Open source data wrangling and audit #data-science #audit
A few months ago I wrote about a method I was developing to restructure messy spreadsheets into a single schema, and that this could be done in a drag ‘n drop interface. The thing that struck people most was that – once data wrangling becomes easy – you could create schemas on the fly without needing buy-in across the organisation. Very useful for anyone wanting to merge multiple departmental budget reports, while also being able to provide an audit trail as to how that integration was achieved.
A few days ago I released an open source version of the core software: https://github.com/whythawk/whyqd
I’m not sure how many people in the group work directly with Python/pandas, but you may work with people who do. I’d appreciate your thoughts as I continue to develop this resource. There’s also a full guided tutorial for anyone wanting to learn from scratch: https://whyqd.readthedocs.io/en/latest/tutorial.html
What is it?
whyqd provides an intuitive method for restructuring messy data to conform to a standardised metadata schema. It supports data managers and researchers looking to rapidly, and continuously, normalise any messy spreadsheets using a simple series of steps. Once complete, you can import wrangled data into more complex analytical systems or full-feature wrangling tools.

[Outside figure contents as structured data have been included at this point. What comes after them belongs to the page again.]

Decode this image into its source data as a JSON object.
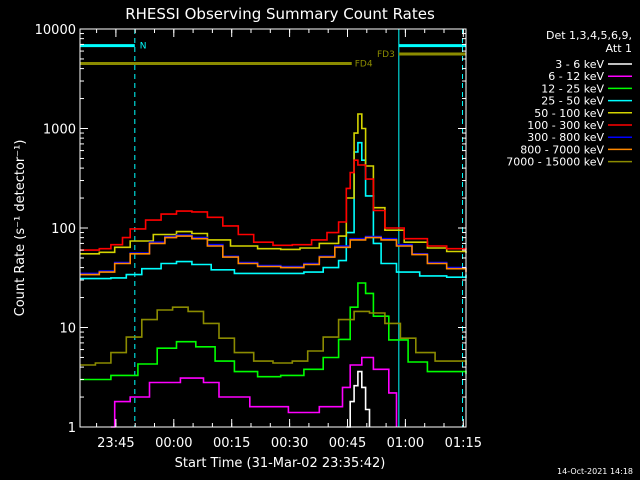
{
  "chart_data": {
    "type": "line",
    "title": "RHESSI Observing Summary Count Rates",
    "xlabel": "Start Time (31-Mar-02 23:35:42)",
    "ylabel": "Count Rate (s⁻¹ detector⁻¹)",
    "x_unit": "minutes after 23:35:42",
    "xlim": [
      0,
      100
    ],
    "ylim": [
      1,
      10000
    ],
    "yscale": "log",
    "grid": false,
    "legend_placement": "right",
    "x_ticks": [
      {
        "label": "23:45",
        "x": 9.3
      },
      {
        "label": "00:00",
        "x": 24.3
      },
      {
        "label": "00:15",
        "x": 39.3
      },
      {
        "label": "00:30",
        "x": 54.3
      },
      {
        "label": "00:45",
        "x": 69.3
      },
      {
        "label": "01:00",
        "x": 84.3
      },
      {
        "label": "01:15",
        "x": 99.3
      }
    ],
    "y_ticks": [
      {
        "label": "1",
        "y": 1
      },
      {
        "label": "10",
        "y": 10
      },
      {
        "label": "100",
        "y": 100
      },
      {
        "label": "1000",
        "y": 1000
      },
      {
        "label": "10000",
        "y": 10000
      }
    ],
    "legend_header": [
      "Det 1,3,4,5,6,9,",
      "Att 1"
    ],
    "series": [
      {
        "name": "3 - 6 keV",
        "color": "#ffffff",
        "points": [
          [
            69,
            1
          ],
          [
            70,
            1.8
          ],
          [
            71,
            2.6
          ],
          [
            72,
            3.6
          ],
          [
            73,
            2.5
          ],
          [
            74,
            1.5
          ],
          [
            75,
            1
          ]
        ]
      },
      {
        "name": "6 - 12 keV",
        "color": "#ff00ff",
        "points": [
          [
            8,
            1
          ],
          [
            9,
            1.8
          ],
          [
            13,
            2
          ],
          [
            18,
            2.8
          ],
          [
            26,
            3.1
          ],
          [
            32,
            2.8
          ],
          [
            36,
            2
          ],
          [
            44,
            1.6
          ],
          [
            54,
            1.4
          ],
          [
            62,
            1.6
          ],
          [
            68,
            2.5
          ],
          [
            70,
            4.2
          ],
          [
            73,
            5
          ],
          [
            76,
            3.8
          ],
          [
            80,
            2.2
          ],
          [
            82,
            1
          ]
        ]
      },
      {
        "name": "12 - 25 keV",
        "color": "#00ff00",
        "points": [
          [
            0,
            3
          ],
          [
            8,
            3.3
          ],
          [
            15,
            4.3
          ],
          [
            20,
            6.2
          ],
          [
            25,
            7.2
          ],
          [
            30,
            6.4
          ],
          [
            35,
            4.6
          ],
          [
            40,
            3.6
          ],
          [
            46,
            3.2
          ],
          [
            52,
            3.3
          ],
          [
            58,
            3.8
          ],
          [
            63,
            5
          ],
          [
            67,
            7.6
          ],
          [
            70,
            16
          ],
          [
            72,
            28
          ],
          [
            74,
            22
          ],
          [
            76,
            13
          ],
          [
            80,
            7.5
          ],
          [
            85,
            4.5
          ],
          [
            90,
            3.6
          ],
          [
            100,
            3.4
          ]
        ]
      },
      {
        "name": "25 - 50 keV",
        "color": "#00ffff",
        "points": [
          [
            0,
            31
          ],
          [
            8,
            31.5
          ],
          [
            12,
            34
          ],
          [
            16,
            39
          ],
          [
            21,
            44
          ],
          [
            25,
            46
          ],
          [
            29,
            43
          ],
          [
            34,
            38
          ],
          [
            40,
            35
          ],
          [
            46,
            35
          ],
          [
            52,
            35
          ],
          [
            58,
            36
          ],
          [
            63,
            40
          ],
          [
            67,
            47
          ],
          [
            69,
            90
          ],
          [
            71,
            580
          ],
          [
            72,
            720
          ],
          [
            73,
            480
          ],
          [
            74,
            210
          ],
          [
            76,
            70
          ],
          [
            78,
            44
          ],
          [
            82,
            36
          ],
          [
            88,
            33
          ],
          [
            95,
            32
          ],
          [
            100,
            34
          ]
        ]
      },
      {
        "name": "50 - 100 keV",
        "color": "#d4d400",
        "points": [
          [
            0,
            55
          ],
          [
            5,
            57
          ],
          [
            9,
            64
          ],
          [
            13,
            74
          ],
          [
            19,
            86
          ],
          [
            25,
            92
          ],
          [
            29,
            88
          ],
          [
            33,
            76
          ],
          [
            39,
            66
          ],
          [
            46,
            62
          ],
          [
            52,
            61
          ],
          [
            57,
            63
          ],
          [
            62,
            70
          ],
          [
            67,
            83
          ],
          [
            69,
            200
          ],
          [
            71,
            900
          ],
          [
            72,
            1400
          ],
          [
            73,
            1000
          ],
          [
            74,
            420
          ],
          [
            76,
            160
          ],
          [
            79,
            95
          ],
          [
            84,
            72
          ],
          [
            90,
            63
          ],
          [
            95,
            58
          ],
          [
            100,
            56
          ]
        ]
      },
      {
        "name": "100 - 300 keV",
        "color": "#ff0000",
        "points": [
          [
            0,
            60
          ],
          [
            5,
            62
          ],
          [
            8,
            68
          ],
          [
            11,
            80
          ],
          [
            13,
            98
          ],
          [
            17,
            120
          ],
          [
            21,
            138
          ],
          [
            25,
            148
          ],
          [
            29,
            145
          ],
          [
            33,
            128
          ],
          [
            37,
            105
          ],
          [
            41,
            86
          ],
          [
            45,
            72
          ],
          [
            50,
            67
          ],
          [
            55,
            68
          ],
          [
            60,
            76
          ],
          [
            64,
            90
          ],
          [
            67,
            115
          ],
          [
            69,
            250
          ],
          [
            70,
            360
          ],
          [
            71,
            480
          ],
          [
            72,
            430
          ],
          [
            74,
            310
          ],
          [
            76,
            150
          ],
          [
            79,
            100
          ],
          [
            84,
            78
          ],
          [
            90,
            66
          ],
          [
            95,
            62
          ],
          [
            100,
            60
          ]
        ]
      },
      {
        "name": "300 - 800 keV",
        "color": "#0000ff",
        "points": [
          [
            0,
            35
          ],
          [
            5,
            37
          ],
          [
            9,
            45
          ],
          [
            13,
            56
          ],
          [
            18,
            72
          ],
          [
            22,
            82
          ],
          [
            25,
            85
          ],
          [
            29,
            80
          ],
          [
            33,
            68
          ],
          [
            37,
            52
          ],
          [
            41,
            45
          ],
          [
            46,
            42
          ],
          [
            52,
            41
          ],
          [
            58,
            44
          ],
          [
            62,
            52
          ],
          [
            66,
            66
          ],
          [
            70,
            78
          ],
          [
            74,
            82
          ],
          [
            78,
            78
          ],
          [
            82,
            68
          ],
          [
            86,
            55
          ],
          [
            90,
            45
          ],
          [
            95,
            40
          ],
          [
            100,
            37
          ]
        ]
      },
      {
        "name": "800 - 7000 keV",
        "color": "#ff8800",
        "points": [
          [
            0,
            34
          ],
          [
            5,
            36
          ],
          [
            9,
            44
          ],
          [
            13,
            55
          ],
          [
            18,
            70
          ],
          [
            22,
            80
          ],
          [
            25,
            83
          ],
          [
            29,
            78
          ],
          [
            33,
            66
          ],
          [
            37,
            51
          ],
          [
            41,
            44
          ],
          [
            46,
            41
          ],
          [
            52,
            40
          ],
          [
            58,
            43
          ],
          [
            62,
            51
          ],
          [
            66,
            64
          ],
          [
            70,
            76
          ],
          [
            74,
            80
          ],
          [
            78,
            76
          ],
          [
            82,
            66
          ],
          [
            86,
            54
          ],
          [
            90,
            44
          ],
          [
            95,
            39
          ],
          [
            100,
            36
          ]
        ]
      },
      {
        "name": "7000 - 15000 keV",
        "color": "#8b8b00",
        "points": [
          [
            0,
            4.2
          ],
          [
            4,
            4.4
          ],
          [
            8,
            5.6
          ],
          [
            12,
            8
          ],
          [
            16,
            12
          ],
          [
            20,
            15
          ],
          [
            24,
            16
          ],
          [
            28,
            14.5
          ],
          [
            32,
            11
          ],
          [
            36,
            7.8
          ],
          [
            40,
            5.6
          ],
          [
            45,
            4.6
          ],
          [
            50,
            4.4
          ],
          [
            55,
            4.6
          ],
          [
            59,
            5.8
          ],
          [
            63,
            8
          ],
          [
            67,
            12
          ],
          [
            71,
            14.5
          ],
          [
            75,
            14
          ],
          [
            79,
            11
          ],
          [
            83,
            7.8
          ],
          [
            87,
            5.6
          ],
          [
            92,
            4.6
          ],
          [
            100,
            4.2
          ]
        ]
      }
    ],
    "annotations": [
      {
        "id": "saa_start",
        "type": "vline",
        "x": 0,
        "color": "#00ffff",
        "style": "solid"
      },
      {
        "id": "n_start",
        "type": "vline",
        "x": 14.2,
        "color": "#00ffff",
        "style": "dashed"
      },
      {
        "id": "fd3_start",
        "type": "vline",
        "x": 82.6,
        "color": "#00ffff",
        "style": "solid"
      },
      {
        "id": "fd4_end",
        "type": "vline",
        "x": 99.1,
        "color": "#00ffff",
        "style": "dashed"
      },
      {
        "id": "night",
        "type": "hbar",
        "label": "N",
        "color": "#00ffff",
        "x": [
          0,
          14.2
        ],
        "y": 6800
      },
      {
        "id": "night2",
        "type": "hbar",
        "label": "",
        "color": "#00ffff",
        "x": [
          82.6,
          100
        ],
        "y": 6800
      },
      {
        "id": "fd3",
        "type": "hbar",
        "label": "FD3",
        "color": "#8b8b00",
        "x": [
          82.6,
          100
        ],
        "y": 5600
      },
      {
        "id": "fd4",
        "type": "hbar",
        "label": "FD4",
        "color": "#8b8b00",
        "x": [
          0,
          70.4
        ],
        "y": 4500
      }
    ]
  },
  "timestamp": "14-Oct-2021 14:18"
}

It aims to get you to the point where you can perform automated data munging prior to committing your data into a database, and no further. It is built on Pandas, and plays well with existing Python-based data-analytical tools. Each raw source file will produce a json schema and method file which defines the set of actions to be performed to produce refined data, and a destination file validated against that schema.
whyqd ensures complete audit transparency by saving all actions performed to restructure your input data to a separate json-defined methods file. This permits others to scrutinise your approach, validate your methodology, or even use your methods to import data in production.
Once complete, a method file can be shared, along with your input data, and anyone can import whyqd and validate your method to verify that your output data is the product of these inputs.
Gavin Chait is a data scientist and development economist at Whythawk.